29 Jan 2020 | Science Notes

We are told to panic about the modern pace of sea level rise, which is at most about two to three millimeters per year averaged globally. But thanks to NoTricksZone we learn of a flurry of papers in scientific journals in 2019 about sea levels over the past 10,000 years. And they all show that the ocean used to be much higher then than it is at present. From Aarhus Bay in Denmark, where researchers found evidence of a rapid rise in sea levels around 7600 years ago, to similar evidence from the Caribbean, it seems the phenomenon was likely global in scope. That sudden rise has been estimated at 4.5 meters over 400 years, or just over 11 millimeters per year. And no SUVs around to blame. Just one of those natural warming cycles so unwelcome in polite company.

Alarmists often point to some recent change in the world and add to the drama by saying it is the highest or deepest or hottest or whatever-est "on record". Scary. Except if you ask how far back these famous records go, it's usually a few decades. Anything to do with satellite measurements pretty much means since the late 1970s. Other surface measurements might extend to the beginning of the 20th century, although the data quality falls off quickly as you go back. But a century is nothing in terms of the Earth's history. Our planet is somewhere over 4 billion years old, and has had something vaguely resembling the modern atmosphere for 2.4 billion years and high oxygen levels and complex multicellular life for over 500 million. So when scientists are able to examine proxy measures and piece together histories that extend back millions of years we are far more likely to get a picture of what natural variability really looks like.

Even looking back mere millennia we see dramatic differences. Despite the occasional claim that sea levels are rising faster than ever in “history”, the proxy records show that it cannot be so. On the contrary, sea levels rose much faster in the past, and moreover were higher during the Holocene Climatic Optimum than they are today, by somewhere between 1.2 and as much as 4 metres, so to the extent that sea level correlates with temperature, this evidence also takes out claims that the 20th century was the hottest ever and the 21st hotter still notwithstanding.

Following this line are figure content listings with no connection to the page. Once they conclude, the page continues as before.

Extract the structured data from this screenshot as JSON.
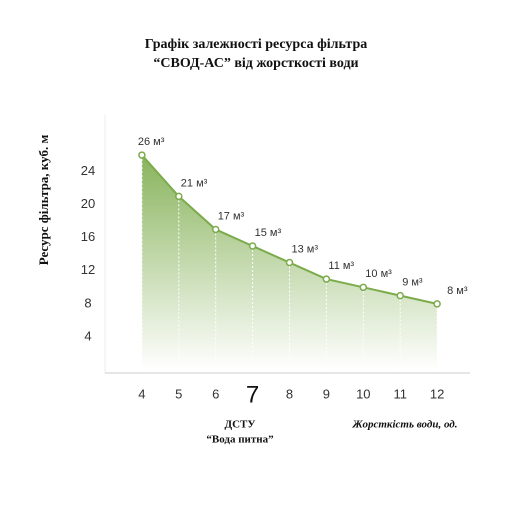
{
  "chart_data": {
    "type": "area-line",
    "title": [
      "Графік залежності ресурса фільтра",
      "“СВОД-АС” від жорсткості води"
    ],
    "y_label": "Ресурс фільтра, куб. м",
    "x_label": "Жорсткість води, од.",
    "annotation": [
      "ДСТУ",
      "“Вода питна”"
    ],
    "x": [
      4,
      5,
      6,
      7,
      8,
      9,
      10,
      11,
      12
    ],
    "values": [
      26,
      21,
      17,
      15,
      13,
      11,
      10,
      9,
      8
    ],
    "value_labels": [
      "26 м³",
      "21 м³",
      "17 м³",
      "15 м³",
      "13 м³",
      "11 м³",
      "10 м³",
      "9 м³",
      "8 м³"
    ],
    "color": "#7bab4a",
    "xlim": [
      3,
      13
    ],
    "xticks": [
      4,
      5,
      6,
      7,
      8,
      9,
      10,
      11,
      12
    ],
    "highlight_xtick": 7,
    "ylim": [
      0,
      30
    ],
    "yticks": [
      4,
      8,
      12,
      16,
      20,
      24
    ]
  }
}
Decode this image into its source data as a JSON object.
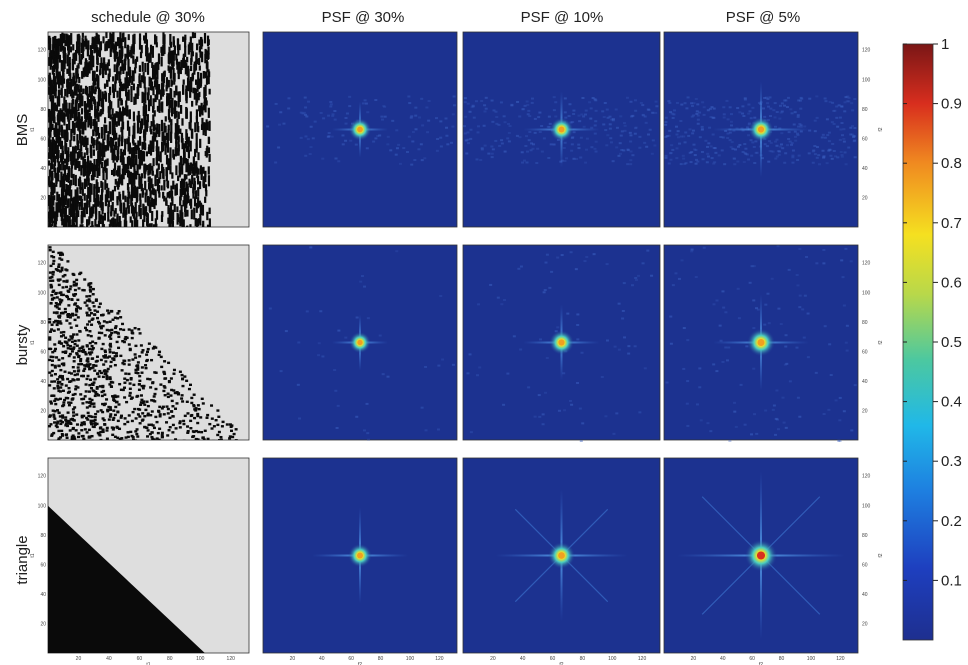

If we were currently experiencing a sea level rise of over 1 metre per century it would definitely be noticeable and the climate activist crowd would declare in no uncertain terms it can be blamed on greenhouse gases. Even if it had been going on for centuries, since before the Industrial Revolution, just as they blame the retreat of glaciers on GHGs though it’s been going on since at least 1750. But we're not experiencing such a sea level rise, nor anything close to it. And back when the seas were rising rapidly, not just 7000 years ago but the sustained rise of something like 120 metres over 12,000 years as the last glaciation ended and the Holocene began, it could not possibly have been caused by greenhouse gas emissions. Fred Flintstone’s car, you’ll recall, was foot-powered.

That dramatic sea level rise 7000 years ago, and more, was certainly driven by natural causes. And if nature could drive changes of that size and speed back then, there's no reason to assume it could not drive much smaller ones today.

One comment on “Sea level rise: Unprecedented, except in the past”

  1. In August 2019 there was and interesting news report about sea level measurements by the Hydrographic Surveyor of NSW Australia which covers over a hundred years of measurements at Fort Denison, Sydney, Australia - https://www.youtube.com/watch?v=9mjOmsqIibk

    Another obvious information about sea levels over a long time is shown at Harlech Castle in Wales where a castle built on the coast with an access point at sea level when it was built in the 13th century. The castle is now well inland and the Sea Gate is about 40 feet or more above sea level. The Wikipedia article on the castle shows an artist's representation of what is was like in the 14th century and also has a depiction from 1610 showing the coast has withdrawn a few miles and some modern pictures showing the coast is now several miles away from the castle.

    I'll worry about rising sea levels when the sea is back at the Sea Gate of Harlech Castle.